Infatti alla Ruota della Fortuna lo portò lei.
«Io lavoravo con Mike dal 1987. Nel 1994, quando Matteo partecipò alla trasmissione, eravamo amici. Mike un giorno mi confessò di essere in tensione: non riusciva a trovare un concorrente che spiccasse, così gli proposi Matteo, sostenendo che era un ragazzo vispo. Mike mi disse di fargli fare la selezione e lo prese subito; sì, lo segnalai io».
Non solo Mike. Con Mediaset ha lavorato: inventò il Quizzy.
«Avevamo un contratto in esclusiva per cinque anni da 200-300 milioni di lire alla settimana, poi quando B. ha lasciato l’azienda per entrare in politica abbiamo lasciato».
Ha conosciuto Berlusconi?
«Certo. Dal punto di vista politico non condivido nulla, ma come imprenditore era un genio. È stato costretto a impegnarsi per salvarsi: lui non voleva fare politica. Lo chiamò Craxi per dirgli che era tutto finito, così B. è dovuto intervenire anche perché le sue aziende non andavano bene, poi ha risolto ed è andato avanti 20 anni difendendo i suoi interessi. Dovevo avere molti soldi, tutti i giochi di Mike li ho fatti io. Ma interruppero il contratto, mi crearono un danno: dovevo avere 6-7 miliardi di lire».
Ne parlò con Berlusconi?
«Ricordo che una volta andai ad Arcore. Era il 1993, mi pare. Avevo piazzato la tombola Bingo su Sorrisi e Canzoni, il periodico Mondadori, e il concorso era collegato alle trasmissioni di Mike, ok? In quel periodo sia il giornale sia le tv erano di B., ma le due società si misero a discutere su chi doveva pagare la mia. Consideri che con quel giochino portammo le vendite di Sorrisi al record di tre milioni di copie».
Lei andò ad Arcore.
«Per sbloccare la situazione andai da B.ldi entrano dalla tasca destra o da quella sinistra cosa cambia?’. Fece due telefonate e la questione si sbloccò, purtroppo era già proiettato alla politica e Dell’Utri già stava facendo i circoli di Forza Italia».
Ha conosciuto anche Marcello Dell’Utri?
«E non credo che abbia avuto rapporti con la mafia, è un uomo di infinita cultura, è impossibile: non può essere un mafioso».
Ora è in carcere con una condanna in via definitiva.
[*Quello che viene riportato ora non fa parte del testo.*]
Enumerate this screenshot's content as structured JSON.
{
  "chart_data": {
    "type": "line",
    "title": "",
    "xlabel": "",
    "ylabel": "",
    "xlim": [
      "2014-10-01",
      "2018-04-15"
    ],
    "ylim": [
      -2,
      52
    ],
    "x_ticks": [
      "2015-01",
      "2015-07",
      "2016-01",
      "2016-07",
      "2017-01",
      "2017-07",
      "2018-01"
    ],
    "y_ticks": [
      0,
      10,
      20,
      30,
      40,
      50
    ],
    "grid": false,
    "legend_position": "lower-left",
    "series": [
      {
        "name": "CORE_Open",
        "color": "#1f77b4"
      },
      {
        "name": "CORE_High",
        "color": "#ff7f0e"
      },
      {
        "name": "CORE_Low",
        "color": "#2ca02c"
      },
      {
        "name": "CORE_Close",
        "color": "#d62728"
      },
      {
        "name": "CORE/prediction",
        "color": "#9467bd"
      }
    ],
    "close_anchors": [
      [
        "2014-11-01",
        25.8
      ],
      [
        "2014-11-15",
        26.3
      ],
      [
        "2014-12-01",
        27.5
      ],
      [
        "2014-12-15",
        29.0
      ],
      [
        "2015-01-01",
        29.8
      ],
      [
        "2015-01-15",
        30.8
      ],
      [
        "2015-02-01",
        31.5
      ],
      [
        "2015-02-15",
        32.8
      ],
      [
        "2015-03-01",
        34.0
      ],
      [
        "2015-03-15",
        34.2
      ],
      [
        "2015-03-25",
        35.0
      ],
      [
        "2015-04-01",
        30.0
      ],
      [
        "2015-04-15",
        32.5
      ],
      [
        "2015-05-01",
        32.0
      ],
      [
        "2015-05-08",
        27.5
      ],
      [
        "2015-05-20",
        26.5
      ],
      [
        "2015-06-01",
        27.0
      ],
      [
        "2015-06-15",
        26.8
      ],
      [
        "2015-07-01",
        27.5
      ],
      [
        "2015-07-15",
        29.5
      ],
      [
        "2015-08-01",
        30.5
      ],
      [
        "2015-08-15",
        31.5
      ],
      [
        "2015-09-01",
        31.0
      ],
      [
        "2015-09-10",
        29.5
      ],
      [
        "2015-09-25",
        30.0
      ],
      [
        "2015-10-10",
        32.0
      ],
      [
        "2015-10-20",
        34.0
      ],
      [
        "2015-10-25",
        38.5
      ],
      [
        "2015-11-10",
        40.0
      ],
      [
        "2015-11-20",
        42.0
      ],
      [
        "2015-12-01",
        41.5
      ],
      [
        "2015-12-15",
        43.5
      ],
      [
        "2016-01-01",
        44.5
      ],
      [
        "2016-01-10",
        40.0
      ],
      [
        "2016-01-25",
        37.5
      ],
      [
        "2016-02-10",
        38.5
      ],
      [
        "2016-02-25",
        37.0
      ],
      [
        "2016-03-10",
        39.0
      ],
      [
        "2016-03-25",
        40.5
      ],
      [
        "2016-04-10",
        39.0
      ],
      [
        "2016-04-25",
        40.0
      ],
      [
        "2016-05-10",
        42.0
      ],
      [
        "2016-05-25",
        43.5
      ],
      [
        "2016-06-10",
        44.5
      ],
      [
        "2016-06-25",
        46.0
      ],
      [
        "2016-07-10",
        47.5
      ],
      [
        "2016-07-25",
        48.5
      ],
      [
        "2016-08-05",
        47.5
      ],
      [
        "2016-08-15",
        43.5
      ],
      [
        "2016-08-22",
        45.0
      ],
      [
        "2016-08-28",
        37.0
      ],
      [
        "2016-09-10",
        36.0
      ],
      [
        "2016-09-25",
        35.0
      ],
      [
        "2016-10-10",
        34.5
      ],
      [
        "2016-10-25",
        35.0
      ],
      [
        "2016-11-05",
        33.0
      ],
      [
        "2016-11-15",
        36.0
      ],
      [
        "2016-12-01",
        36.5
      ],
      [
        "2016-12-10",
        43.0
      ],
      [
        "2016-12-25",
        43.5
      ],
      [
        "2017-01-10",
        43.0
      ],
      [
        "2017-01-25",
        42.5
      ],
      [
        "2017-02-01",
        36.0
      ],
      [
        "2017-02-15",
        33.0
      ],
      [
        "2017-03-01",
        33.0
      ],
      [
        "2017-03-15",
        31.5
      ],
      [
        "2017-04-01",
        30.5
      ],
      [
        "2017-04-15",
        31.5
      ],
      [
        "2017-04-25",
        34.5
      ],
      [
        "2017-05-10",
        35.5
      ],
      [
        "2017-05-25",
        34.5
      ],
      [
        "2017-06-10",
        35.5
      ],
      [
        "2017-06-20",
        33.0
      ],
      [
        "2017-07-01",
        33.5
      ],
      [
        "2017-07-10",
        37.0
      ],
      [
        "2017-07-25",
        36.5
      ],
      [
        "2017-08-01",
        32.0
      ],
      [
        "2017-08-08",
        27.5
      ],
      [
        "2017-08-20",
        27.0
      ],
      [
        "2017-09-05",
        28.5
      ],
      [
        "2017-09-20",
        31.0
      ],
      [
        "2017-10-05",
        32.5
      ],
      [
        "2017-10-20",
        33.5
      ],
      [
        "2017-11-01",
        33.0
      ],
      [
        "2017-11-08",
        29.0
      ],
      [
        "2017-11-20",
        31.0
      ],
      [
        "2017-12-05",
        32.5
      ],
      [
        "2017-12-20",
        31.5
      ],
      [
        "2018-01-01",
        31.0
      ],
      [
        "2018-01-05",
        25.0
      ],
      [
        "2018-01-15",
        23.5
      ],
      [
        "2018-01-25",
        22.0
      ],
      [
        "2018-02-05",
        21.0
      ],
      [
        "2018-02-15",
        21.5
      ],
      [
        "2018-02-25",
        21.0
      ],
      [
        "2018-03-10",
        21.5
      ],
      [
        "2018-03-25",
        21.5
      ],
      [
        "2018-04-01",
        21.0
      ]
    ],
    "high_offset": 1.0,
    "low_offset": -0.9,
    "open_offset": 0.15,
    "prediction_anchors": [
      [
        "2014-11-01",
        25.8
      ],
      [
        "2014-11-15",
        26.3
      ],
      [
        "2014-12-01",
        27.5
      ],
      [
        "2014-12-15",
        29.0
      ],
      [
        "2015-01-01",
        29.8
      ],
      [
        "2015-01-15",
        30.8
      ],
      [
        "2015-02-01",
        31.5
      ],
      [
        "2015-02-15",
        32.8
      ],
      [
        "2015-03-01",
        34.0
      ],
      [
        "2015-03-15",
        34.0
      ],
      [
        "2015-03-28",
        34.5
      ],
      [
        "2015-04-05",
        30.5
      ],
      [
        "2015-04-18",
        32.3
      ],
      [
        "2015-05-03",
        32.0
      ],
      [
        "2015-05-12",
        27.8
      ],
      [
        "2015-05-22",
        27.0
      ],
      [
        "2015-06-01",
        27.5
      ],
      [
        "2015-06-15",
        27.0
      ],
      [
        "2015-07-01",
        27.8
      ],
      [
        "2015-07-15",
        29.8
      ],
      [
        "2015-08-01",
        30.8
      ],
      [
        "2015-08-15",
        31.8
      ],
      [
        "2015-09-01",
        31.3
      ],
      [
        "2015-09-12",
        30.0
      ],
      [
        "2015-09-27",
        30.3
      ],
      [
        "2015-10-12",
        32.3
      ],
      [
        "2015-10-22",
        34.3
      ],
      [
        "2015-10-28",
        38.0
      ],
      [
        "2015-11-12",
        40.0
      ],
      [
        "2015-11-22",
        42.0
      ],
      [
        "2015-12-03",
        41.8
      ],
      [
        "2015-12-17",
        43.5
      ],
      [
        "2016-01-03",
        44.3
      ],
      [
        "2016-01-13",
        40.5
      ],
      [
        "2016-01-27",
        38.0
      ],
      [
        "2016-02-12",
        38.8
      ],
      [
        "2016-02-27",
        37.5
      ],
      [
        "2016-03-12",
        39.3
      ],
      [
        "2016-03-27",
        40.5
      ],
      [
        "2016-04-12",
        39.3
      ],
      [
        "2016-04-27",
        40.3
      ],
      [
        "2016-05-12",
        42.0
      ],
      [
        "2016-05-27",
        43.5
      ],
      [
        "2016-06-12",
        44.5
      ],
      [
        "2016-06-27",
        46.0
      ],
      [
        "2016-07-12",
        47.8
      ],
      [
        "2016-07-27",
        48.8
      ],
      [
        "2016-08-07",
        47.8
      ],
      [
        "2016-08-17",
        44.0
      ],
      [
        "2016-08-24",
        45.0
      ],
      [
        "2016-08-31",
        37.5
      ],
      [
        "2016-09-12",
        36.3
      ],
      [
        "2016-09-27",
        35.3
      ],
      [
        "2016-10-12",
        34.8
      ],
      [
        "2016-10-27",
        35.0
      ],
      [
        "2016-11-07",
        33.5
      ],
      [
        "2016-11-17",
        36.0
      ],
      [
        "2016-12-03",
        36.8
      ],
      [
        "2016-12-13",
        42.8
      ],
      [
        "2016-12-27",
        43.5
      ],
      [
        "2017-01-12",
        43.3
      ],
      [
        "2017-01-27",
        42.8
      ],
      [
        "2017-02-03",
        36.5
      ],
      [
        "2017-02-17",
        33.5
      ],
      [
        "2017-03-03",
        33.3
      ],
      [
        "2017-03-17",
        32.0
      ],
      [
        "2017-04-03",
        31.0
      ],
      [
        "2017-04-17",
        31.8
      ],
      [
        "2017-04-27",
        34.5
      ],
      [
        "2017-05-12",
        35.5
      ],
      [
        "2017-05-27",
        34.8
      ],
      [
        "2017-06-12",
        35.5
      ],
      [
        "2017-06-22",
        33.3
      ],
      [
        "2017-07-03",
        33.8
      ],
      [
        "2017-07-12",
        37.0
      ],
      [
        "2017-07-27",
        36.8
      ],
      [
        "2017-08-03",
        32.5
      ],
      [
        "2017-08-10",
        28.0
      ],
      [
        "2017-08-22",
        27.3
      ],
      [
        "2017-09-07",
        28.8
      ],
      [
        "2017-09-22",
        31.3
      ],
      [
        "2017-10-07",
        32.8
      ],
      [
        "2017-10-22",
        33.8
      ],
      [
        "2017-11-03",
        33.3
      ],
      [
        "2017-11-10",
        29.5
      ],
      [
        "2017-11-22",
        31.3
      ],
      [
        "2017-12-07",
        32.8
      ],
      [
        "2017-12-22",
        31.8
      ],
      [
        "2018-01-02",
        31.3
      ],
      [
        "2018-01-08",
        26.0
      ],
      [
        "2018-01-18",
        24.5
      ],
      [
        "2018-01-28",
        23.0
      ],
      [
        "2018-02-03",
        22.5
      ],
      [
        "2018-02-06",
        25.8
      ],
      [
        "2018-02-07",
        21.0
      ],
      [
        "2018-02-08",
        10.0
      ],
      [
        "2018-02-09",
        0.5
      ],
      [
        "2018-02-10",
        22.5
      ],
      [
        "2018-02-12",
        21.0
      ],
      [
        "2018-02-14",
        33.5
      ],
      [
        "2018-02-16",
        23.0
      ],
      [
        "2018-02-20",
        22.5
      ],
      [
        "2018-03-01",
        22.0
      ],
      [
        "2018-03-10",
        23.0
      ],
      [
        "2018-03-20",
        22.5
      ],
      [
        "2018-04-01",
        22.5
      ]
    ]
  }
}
Non la stupisce il legame profondo tra Berlusconi e Renzi?
«Non lo giudico. Servono l’uno all’altro, ciascuno fa il proprio interesse».
Lei ha aiutato suo nipote?
«Gli diedi una mano per diventare sindaco a Firenze, sì. Io e altri amici. Anche Dario Nardella fu d’aiuto».
È iscritto al Pd?
«Ho preso la tessera solo per votarlo alle primarie contro Bersani».
Che poi perse.
«Sì, ma seguì il mio consiglio».
Quale?
«Gli dissi di riconoscere la sconfitta e lo fece, è stato forse il suo discorso più bello».
Vi sentite spesso?
«Se ha bisogno mi chiama. Ora ha molto da fare e deve fare qualcosa».
Sta pensando alle elezioni anticipate?
«Non può, prima deve realizzare qualcosa di concreto, tradurre in realtà le cose promesse. Ha detto tanto. Gli 80 euro, ad esempio, che cazzo vogliono dire? Solo se riesce a fare qualcosa può andare alle elezioni e lui lo sa».
L’ultimo nodo è l’articolo 18
«Che è morto, se un’azienda è in crisi va in crisi che ci sia o meno l’articolo 18».